J’ai été permanent dans une institution catholique pendant quinze ans, proche de l’Arche, assez pour en voir les lumières et présenter les ombres. Je suis allé à la Ferme seulement deux fois pour mon travail. J’avoue que c’était un lieu reposant et calme. Pendant une quarantaine d’années, ce centre a accueilli des assistants de l’Arche, des personnes seules, divers groupes, des couples, et même des familles. On y parlait de silence… de relations avec les personnes fragiles… on parlait de Dieu. Et pourtant… quelque chose en moi n’allait pas.
J’ai toujours été réfractaire à Jean Vanier, bien avant les révélations. Je ne le connaissais pas auparavant. Il avait soixante-treize ans quand j’ai pris mes fonctions dans mon institution. Quand on organisait des conférences pour lui, quelque chose sonnait faux dans cette sacralisation de la fragilité qu’il exprimait…

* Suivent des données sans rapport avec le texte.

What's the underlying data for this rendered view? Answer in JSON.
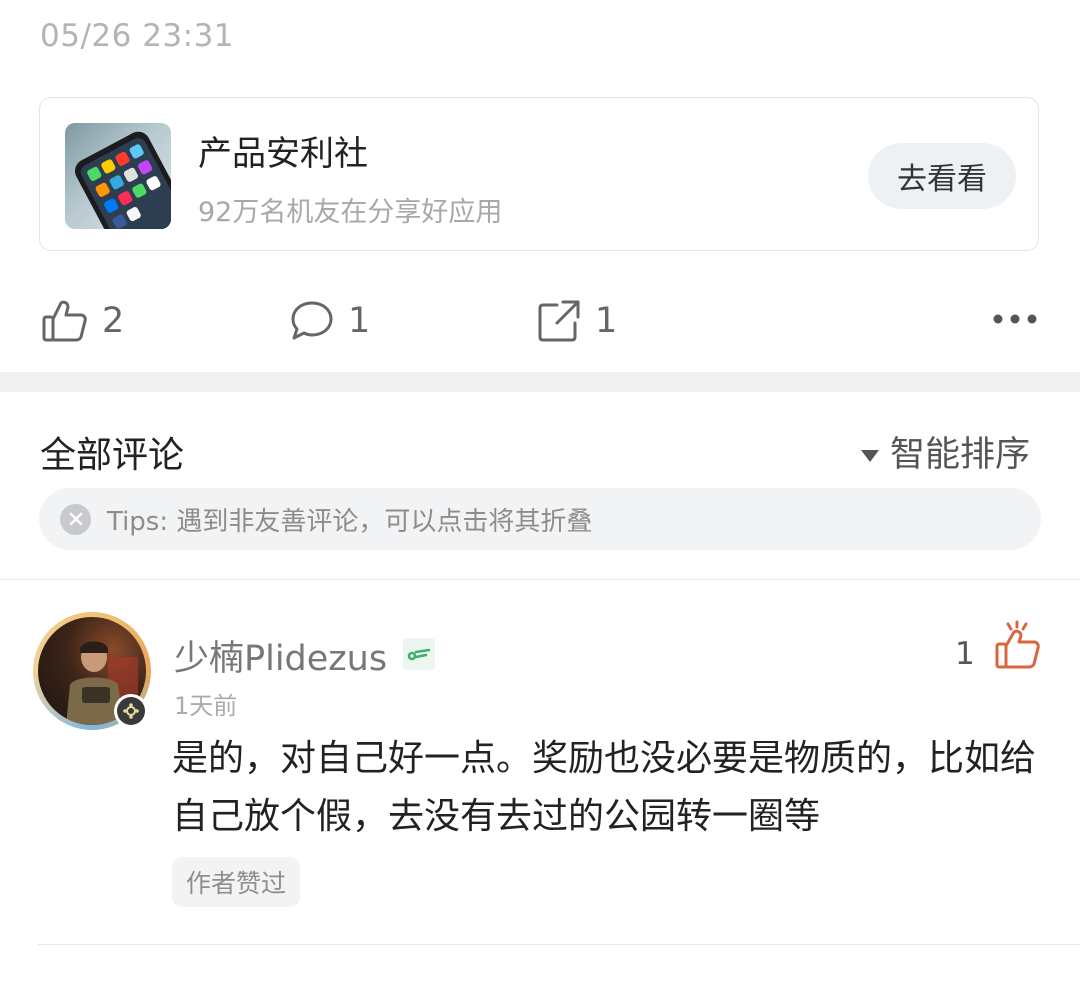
{
  "post": {
    "timestamp": "05/26 23:31"
  },
  "app_card": {
    "title": "产品安利社",
    "subtitle": "92万名机友在分享好应用",
    "button_label": "去看看",
    "thumbnail_icon": "phone-apps-thumbnail"
  },
  "actions": {
    "like_count": "2",
    "comment_count": "1",
    "share_count": "1"
  },
  "comments_section": {
    "title": "全部评论",
    "sort_label": "智能排序",
    "tips": "Tips: 遇到非友善评论，可以点击将其折叠"
  },
  "comments": [
    {
      "username": "少楠Plidezus",
      "time": "1天前",
      "like_count": "1",
      "body": "是的，对自己好一点。奖励也没必要是物质的，比如给自己放个假，去没有去过的公园转一圈等",
      "tag": "作者赞过"
    }
  ],
  "colors": {
    "accent_orange": "#d9663f",
    "level_green": "#3fae6a",
    "divider_band": "#eef0f2"
  }
}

J’ai commencé à lire un ouvrage de lui. Je me suis arrêté à la dixième page. J’en ai pris un autre. J’ai eu l’impression d’avoir lu le même livre.
Derrière les grands discours de Jean Vanier sur la fragilité, le service, sa petitesse évangélique… sa gestuelle et ses temps morts, je ressentais, et je m’y connais en la matière… une grossière mise en scène, un pouvoir de captiver son auditoire sous les habits d’un sage. Je n’étais pas le seul à penser cela dans mon institution. C’était trop ! Et pourtant, le public buvait ses paroles. Je n’arrive pas à l’expliquer. Sa sagesse me paraissait creuse, presque incantatoire. Le public voyait en lui un guide. Moi, je ressentais un profond malaise, à fuir. Le public avait pour lui une fascination aveugle, comme si son aura… qu’on lui prêtait… suffisait à esquiver toutes ses ombres… et Jean Vanier le savait très bien.

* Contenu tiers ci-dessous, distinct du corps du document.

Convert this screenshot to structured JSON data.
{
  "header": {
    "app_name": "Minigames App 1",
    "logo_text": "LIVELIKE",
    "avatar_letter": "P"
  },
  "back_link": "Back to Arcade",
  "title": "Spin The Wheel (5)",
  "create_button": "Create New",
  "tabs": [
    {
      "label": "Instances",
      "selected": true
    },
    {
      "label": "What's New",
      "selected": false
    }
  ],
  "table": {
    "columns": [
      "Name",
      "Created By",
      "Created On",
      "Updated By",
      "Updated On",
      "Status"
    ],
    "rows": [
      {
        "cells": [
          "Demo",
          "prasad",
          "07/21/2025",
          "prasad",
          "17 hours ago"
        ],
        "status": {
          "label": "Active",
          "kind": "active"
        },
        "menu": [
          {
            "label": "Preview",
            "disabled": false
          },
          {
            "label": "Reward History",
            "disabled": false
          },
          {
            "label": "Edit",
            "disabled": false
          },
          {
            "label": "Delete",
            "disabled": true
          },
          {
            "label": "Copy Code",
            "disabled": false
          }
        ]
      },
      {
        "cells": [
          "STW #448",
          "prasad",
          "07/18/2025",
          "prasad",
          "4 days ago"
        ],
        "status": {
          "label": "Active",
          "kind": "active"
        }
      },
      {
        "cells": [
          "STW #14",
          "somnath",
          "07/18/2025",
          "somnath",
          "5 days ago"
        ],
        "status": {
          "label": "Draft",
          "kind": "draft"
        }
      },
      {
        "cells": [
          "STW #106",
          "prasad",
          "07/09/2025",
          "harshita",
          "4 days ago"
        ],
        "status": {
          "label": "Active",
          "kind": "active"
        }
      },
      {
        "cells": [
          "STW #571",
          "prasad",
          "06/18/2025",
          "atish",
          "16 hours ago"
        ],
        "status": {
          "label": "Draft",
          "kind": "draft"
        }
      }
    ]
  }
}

Aujourd’hui, tout le milieu catholique sait. Il sait que les prêtres Thomas Philippe et son frère Marie-Dominique Philippe étaient de véritables pervers sexuels. Que Thomas Philippe était le créateur d’une secte mystico-sexuelle clandestine, démente dès 1946. Le monde catholique sait maintenant que Jean Vanier était son disciple le plus fidèle… et très obéissant. Auréolé de toutes les gloires chrétiennes… catholiques… protestantes… et orthodoxes, il est devenu une figure universelle de la compassion, alors même qu’il reproduisait, dans l’ombre, les dérives de son maître, dissimulées sous un langage spirituel trompeur, des pratiques déviantes… tel un gourou pour détruire des femmes vulnérables, dans un système épouvantable et bien protégé.
On ferme un lieu, mais on ne ferme pas les blessures qu’il abritait. Derrière les murs de la « Ferme », ce n’est pas la foi qui s’effondre, mais le mensonge sacralisé.

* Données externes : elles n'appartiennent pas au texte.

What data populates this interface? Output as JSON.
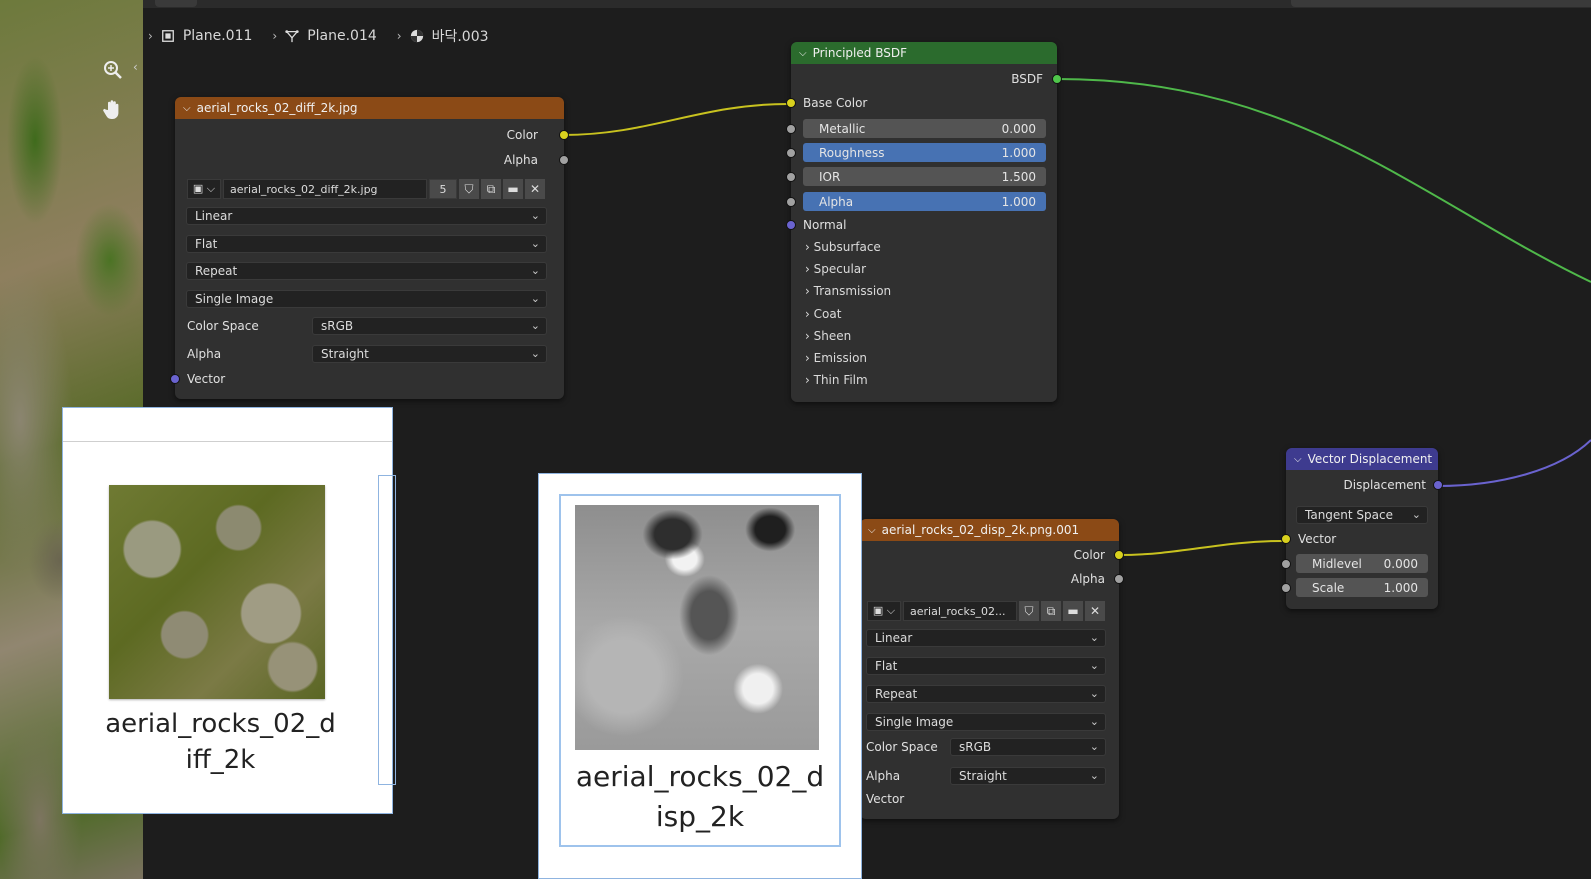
{
  "breadcrumb": {
    "items": [
      {
        "label": "Plane.011",
        "icon": "object-icon"
      },
      {
        "label": "Plane.014",
        "icon": "mesh-data-icon"
      },
      {
        "label": "바닥.003",
        "icon": "material-icon"
      }
    ]
  },
  "nav": {
    "zoom_icon": "zoom-icon",
    "pan_icon": "hand-pan-icon"
  },
  "node_diff": {
    "title": "aerial_rocks_02_diff_2k.jpg",
    "out_color": "Color",
    "out_alpha": "Alpha",
    "image_name": "aerial_rocks_02_diff_2k.jpg",
    "users": "5",
    "interpolation": "Linear",
    "projection": "Flat",
    "extension": "Repeat",
    "source": "Single Image",
    "colorspace_label": "Color Space",
    "colorspace_value": "sRGB",
    "alpha_label": "Alpha",
    "alpha_value": "Straight",
    "in_vector": "Vector"
  },
  "node_bsdf": {
    "title": "Principled BSDF",
    "out_bsdf": "BSDF",
    "base_color": "Base Color",
    "metallic_label": "Metallic",
    "metallic_value": "0.000",
    "roughness_label": "Roughness",
    "roughness_value": "1.000",
    "ior_label": "IOR",
    "ior_value": "1.500",
    "alpha_label": "Alpha",
    "alpha_value": "1.000",
    "normal": "Normal",
    "panels": [
      "Subsurface",
      "Specular",
      "Transmission",
      "Coat",
      "Sheen",
      "Emission",
      "Thin Film"
    ]
  },
  "node_vecdisp": {
    "title": "Vector Displacement",
    "out_displacement": "Displacement",
    "space": "Tangent Space",
    "in_vector": "Vector",
    "midlevel_label": "Midlevel",
    "midlevel_value": "0.000",
    "scale_label": "Scale",
    "scale_value": "1.000"
  },
  "node_disp": {
    "title": "aerial_rocks_02_disp_2k.png.001",
    "out_color": "Color",
    "out_alpha": "Alpha",
    "image_name": "aerial_rocks_02...",
    "interpolation": "Linear",
    "projection": "Flat",
    "extension": "Repeat",
    "source": "Single Image",
    "colorspace_label": "Color Space",
    "colorspace_value": "sRGB",
    "alpha_label": "Alpha",
    "alpha_value": "Straight",
    "in_vector": "Vector"
  },
  "thumb_diff": {
    "caption_line1": "aerial_rocks_02_d",
    "caption_line2": "iff_2k"
  },
  "thumb_disp": {
    "caption_line1": "aerial_rocks_02_d",
    "caption_line2": "isp_2k"
  },
  "colors": {
    "editor_bg": "#1d1d1d",
    "node_bg": "#303030",
    "image_header": "#8b4a16",
    "shader_header": "#2b6b2d",
    "vector_header": "#3e3b8f",
    "link_yellow": "#c8c21f",
    "link_green": "#4fb84a",
    "link_purple": "#6a63cf",
    "field_blue": "#4772b3"
  }
}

Oui, l’Arche continue d’accueillir des personnes handicapées. Oui, les assistants continuent de faire un travail remarquable… parfois exploités à mon goût, mais c’est un autre débat. Oui, des merveilles humaines ont été vécues… mais au prix d’une culture du silence, de la soumission… du sacrifice dévoyé. Et cela en Église… sous notre regard… sous notre bénédiction… avec nos hommages officiels et nos applaudissements groupés.
Je suis profondément triste, parce que ce lieu avait un potentiel de beauté malgré ses fondations malsaines. Que des personnes de bonne volonté y ont travaillé, aimé, accueilli, porté ce centre à bout de bras, bien loin des dérives initiales. Je suis triste de voir tous ces salariés au chômage… visiblement sans reclassement. Triste que cela finisse dans l’écroulement, la honte, sans réparation, dans le silence d’une institution qui préfère faire taire les pierres des murs et tourner définitivement la page sans résurrection.
Fermer « la Ferme », ce n’est pas nettoyer, ce n’est pas guérir, ce n’est pas affronter : c’est fuir. Ce lieu s’est transformé en dossier clos.